Et tout comme le babillage humain comprend ce qui sont probablement des sons ludiques produits lorsque le nourrisson explore sa voix, le babillage des chauves-souris comprend ce que l'on appelle des protosyllabes qui ne sont produits que par les chiots.
De plus, le babillage des chiots est universel. Chaque chiot, sans distinction de sexe et d'origine régionale, a babillé au cours de son développement.
Baby Talk, de maman à chiot
Au cours de ma première saison sur le terrain, j'ai remarqué que pendant les séquences de babillage, les mères et les chiots interagissaient comportementalement et vocalement. Les mères ont produit un type d'appel distinct dirigé vers les chiots tout en babillant.
Nous, les humains, modifions notre discours selon que nous nous adressons aux nourrissons ou aux adultes. Ce discours dirigé par le nourrisson - également connu sous le nom de motherese - est une forme spéciale de rétroaction sociale pour le nourrisson qui vocalise . Il se caractérise par des caractéristiques universelles , notamment une hauteur de ton plus élevée, un tempo plus lent et des contours d'intonation exagérés. Le timbre - la couleur de la voix - change également lorsque les gens parlent "maman" par rapport à lorsqu'ils parlent à d'autres adultes. Le timbre est ce qui rend une voix un peu froide et dure ou chaude et confortable. Se pourrait-il que les chauves-souris femelles aient également changé de timbre, selon à qui elles adressaient leurs appels ?

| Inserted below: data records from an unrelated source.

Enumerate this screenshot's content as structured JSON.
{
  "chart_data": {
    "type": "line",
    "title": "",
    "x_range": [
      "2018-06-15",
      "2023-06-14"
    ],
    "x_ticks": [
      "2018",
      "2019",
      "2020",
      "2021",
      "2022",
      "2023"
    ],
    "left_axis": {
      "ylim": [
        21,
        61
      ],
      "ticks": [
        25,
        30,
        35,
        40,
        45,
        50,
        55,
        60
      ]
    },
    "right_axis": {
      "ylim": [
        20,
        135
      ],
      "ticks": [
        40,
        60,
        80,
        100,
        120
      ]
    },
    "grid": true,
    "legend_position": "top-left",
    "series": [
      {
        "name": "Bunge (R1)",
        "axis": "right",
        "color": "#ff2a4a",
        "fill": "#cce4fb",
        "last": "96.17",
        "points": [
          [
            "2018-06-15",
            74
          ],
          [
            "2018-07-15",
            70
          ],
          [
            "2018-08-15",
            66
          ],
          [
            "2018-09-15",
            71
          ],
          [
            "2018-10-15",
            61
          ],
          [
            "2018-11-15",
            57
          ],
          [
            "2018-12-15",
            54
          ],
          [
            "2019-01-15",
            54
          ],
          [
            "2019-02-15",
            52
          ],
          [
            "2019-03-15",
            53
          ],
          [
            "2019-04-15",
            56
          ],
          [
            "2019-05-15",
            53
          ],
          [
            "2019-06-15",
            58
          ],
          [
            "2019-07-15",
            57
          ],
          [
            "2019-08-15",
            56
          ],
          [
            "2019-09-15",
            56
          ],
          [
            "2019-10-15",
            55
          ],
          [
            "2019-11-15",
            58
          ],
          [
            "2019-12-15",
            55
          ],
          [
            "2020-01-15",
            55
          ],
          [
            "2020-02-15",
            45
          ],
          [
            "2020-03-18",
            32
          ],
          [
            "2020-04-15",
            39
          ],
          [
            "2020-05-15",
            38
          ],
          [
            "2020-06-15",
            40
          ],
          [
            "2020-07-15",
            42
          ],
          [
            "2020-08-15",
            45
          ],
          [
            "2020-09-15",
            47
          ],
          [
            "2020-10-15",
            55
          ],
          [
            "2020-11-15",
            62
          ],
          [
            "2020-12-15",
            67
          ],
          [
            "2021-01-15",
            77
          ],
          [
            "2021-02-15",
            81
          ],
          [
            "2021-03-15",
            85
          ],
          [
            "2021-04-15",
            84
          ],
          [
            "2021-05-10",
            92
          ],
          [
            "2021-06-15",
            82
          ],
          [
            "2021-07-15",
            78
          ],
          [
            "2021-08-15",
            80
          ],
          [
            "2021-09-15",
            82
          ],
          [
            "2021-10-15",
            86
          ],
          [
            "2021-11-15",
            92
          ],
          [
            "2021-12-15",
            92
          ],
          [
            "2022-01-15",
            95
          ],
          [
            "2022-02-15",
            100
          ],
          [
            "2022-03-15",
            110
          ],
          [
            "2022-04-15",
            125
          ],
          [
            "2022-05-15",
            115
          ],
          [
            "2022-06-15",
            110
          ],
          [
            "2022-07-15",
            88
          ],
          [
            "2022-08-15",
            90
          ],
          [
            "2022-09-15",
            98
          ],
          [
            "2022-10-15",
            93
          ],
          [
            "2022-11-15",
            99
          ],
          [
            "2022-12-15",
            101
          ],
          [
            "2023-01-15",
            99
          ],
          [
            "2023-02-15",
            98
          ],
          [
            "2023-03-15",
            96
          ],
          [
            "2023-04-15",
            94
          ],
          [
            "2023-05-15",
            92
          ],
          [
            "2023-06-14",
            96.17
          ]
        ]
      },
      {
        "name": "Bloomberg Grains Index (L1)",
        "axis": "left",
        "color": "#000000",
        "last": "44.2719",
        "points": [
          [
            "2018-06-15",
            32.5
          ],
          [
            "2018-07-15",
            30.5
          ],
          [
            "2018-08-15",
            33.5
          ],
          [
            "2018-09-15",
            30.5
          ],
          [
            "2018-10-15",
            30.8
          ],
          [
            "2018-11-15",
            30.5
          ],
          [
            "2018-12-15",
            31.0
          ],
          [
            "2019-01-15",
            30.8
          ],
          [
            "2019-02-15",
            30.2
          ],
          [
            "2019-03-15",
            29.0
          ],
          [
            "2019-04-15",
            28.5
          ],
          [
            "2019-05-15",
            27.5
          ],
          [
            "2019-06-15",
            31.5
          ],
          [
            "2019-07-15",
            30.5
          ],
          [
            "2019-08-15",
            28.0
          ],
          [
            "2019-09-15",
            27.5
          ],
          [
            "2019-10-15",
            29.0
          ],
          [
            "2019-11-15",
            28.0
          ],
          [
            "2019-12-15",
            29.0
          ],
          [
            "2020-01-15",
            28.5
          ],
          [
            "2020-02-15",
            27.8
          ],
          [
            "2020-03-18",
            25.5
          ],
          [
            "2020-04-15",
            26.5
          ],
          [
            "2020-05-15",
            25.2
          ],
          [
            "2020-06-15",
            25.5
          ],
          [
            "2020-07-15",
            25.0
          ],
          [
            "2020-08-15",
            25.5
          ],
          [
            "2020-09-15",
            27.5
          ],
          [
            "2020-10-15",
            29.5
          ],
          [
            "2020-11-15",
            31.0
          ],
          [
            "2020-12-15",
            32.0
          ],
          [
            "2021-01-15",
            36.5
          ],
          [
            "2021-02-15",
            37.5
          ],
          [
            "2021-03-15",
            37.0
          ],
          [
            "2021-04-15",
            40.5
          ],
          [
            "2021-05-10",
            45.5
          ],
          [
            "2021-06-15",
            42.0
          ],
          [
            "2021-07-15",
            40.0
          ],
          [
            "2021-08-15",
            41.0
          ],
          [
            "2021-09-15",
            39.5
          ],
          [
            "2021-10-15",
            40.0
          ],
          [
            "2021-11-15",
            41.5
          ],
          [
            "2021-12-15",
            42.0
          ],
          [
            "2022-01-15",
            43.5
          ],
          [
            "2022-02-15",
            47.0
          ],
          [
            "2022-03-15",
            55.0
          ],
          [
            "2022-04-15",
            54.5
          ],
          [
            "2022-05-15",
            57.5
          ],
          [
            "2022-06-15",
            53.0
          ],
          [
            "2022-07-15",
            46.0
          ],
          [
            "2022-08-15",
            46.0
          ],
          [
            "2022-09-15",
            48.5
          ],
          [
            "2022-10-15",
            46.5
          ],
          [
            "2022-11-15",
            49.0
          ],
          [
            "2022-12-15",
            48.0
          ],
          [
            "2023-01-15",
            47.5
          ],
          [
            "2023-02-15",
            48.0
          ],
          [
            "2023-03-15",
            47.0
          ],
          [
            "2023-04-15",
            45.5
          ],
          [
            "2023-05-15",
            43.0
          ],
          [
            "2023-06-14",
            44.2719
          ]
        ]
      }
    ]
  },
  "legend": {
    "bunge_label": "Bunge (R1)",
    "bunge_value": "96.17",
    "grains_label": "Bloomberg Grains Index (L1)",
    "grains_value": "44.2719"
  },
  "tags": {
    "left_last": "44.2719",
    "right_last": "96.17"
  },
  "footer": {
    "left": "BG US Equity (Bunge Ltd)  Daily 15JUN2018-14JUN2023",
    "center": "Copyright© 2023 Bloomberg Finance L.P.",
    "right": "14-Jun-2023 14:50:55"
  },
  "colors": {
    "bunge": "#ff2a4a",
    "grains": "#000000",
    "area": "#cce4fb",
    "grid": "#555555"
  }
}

Les résultats étaient clairs : pour la première fois, nous avions trouvé un mammifère non humain qui changeait la couleur de la voix en fonction du destinataire. Les chauves-souris utilisent aussi baby talk !

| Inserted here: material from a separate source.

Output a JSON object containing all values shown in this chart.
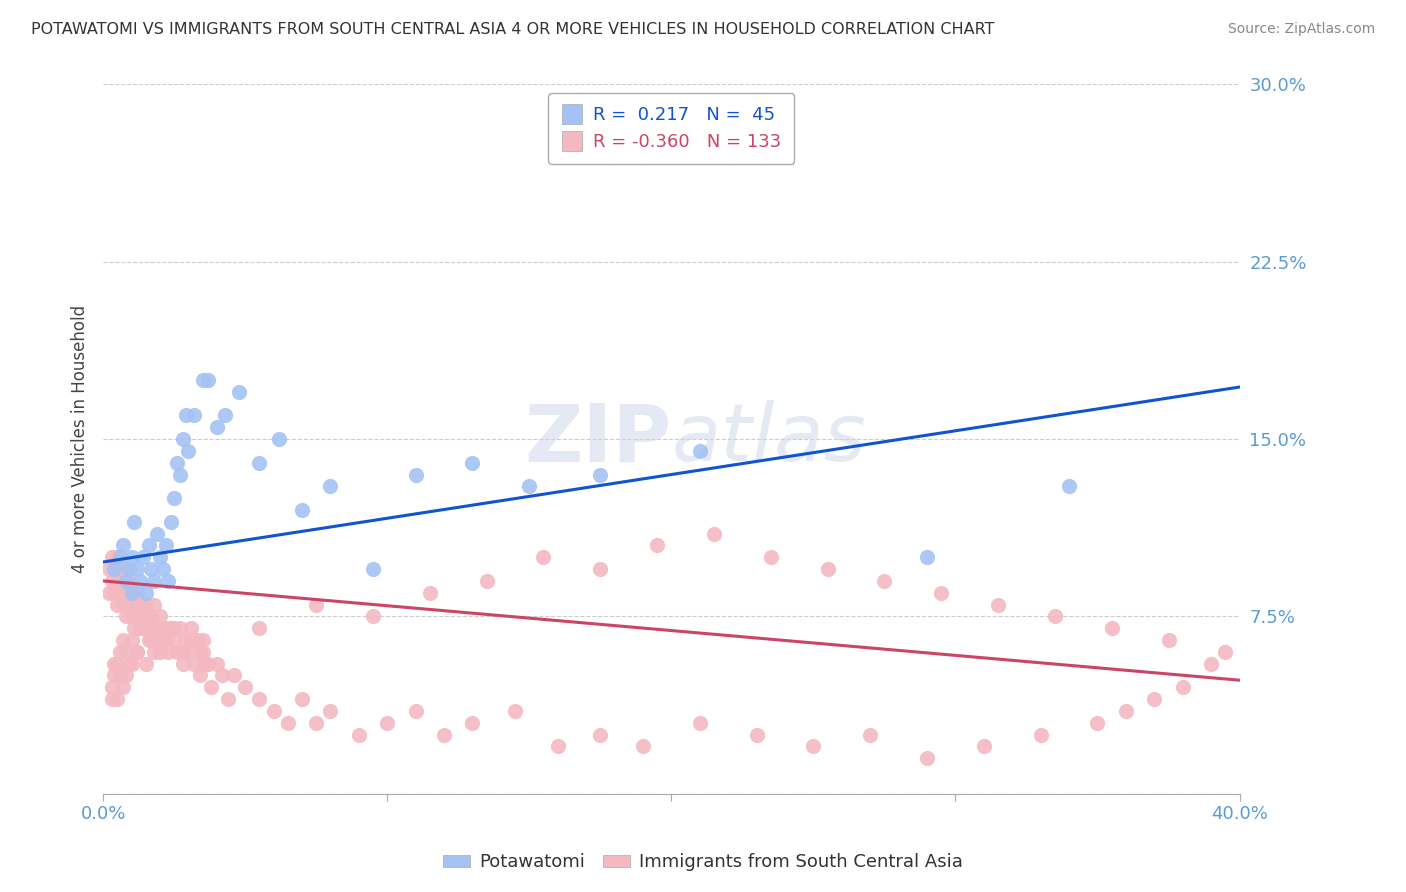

Nos résultats présentent la grande chauve-souris à ailes sac comme un candidat prometteur pour des comparaisons inter-espèces sur l'évolution du langage humain. Le babillage est comme une lecture comportementale de l'apprentissage vocal en cours dans le cerveau. Lorsque les chiots babillent, ils imitent la chanson des adultes et nous donnent un aperçu du moment où l'apprentissage a lieu. Il offre la possibilité unique d'étudier les gènes impliqués dans l'imitation vocale.
Et puisque les chauves-souris partagent leur architecture cérébrale de base avec les humains, nous pouvons traduire les résultats de nos recherches des chauves-souris aux humains. Je suis fasciné par le fait que deux espèces de mammifères si différentes partagent des parallèles frappants dans la façon dont elles atteignent le même objectif : acquérir un répertoire vocal adulte complexe, à savoir le langage.
Cet article est republié à partir de The Conversation sous une licence Creative Commons. Vous pouvez trouver l' article original ici.
Ahana Aurora Fernandez est chercheuse postdoctorale en écologie comportementale et bioacoustique au Museum für Naturkunde, Berlin.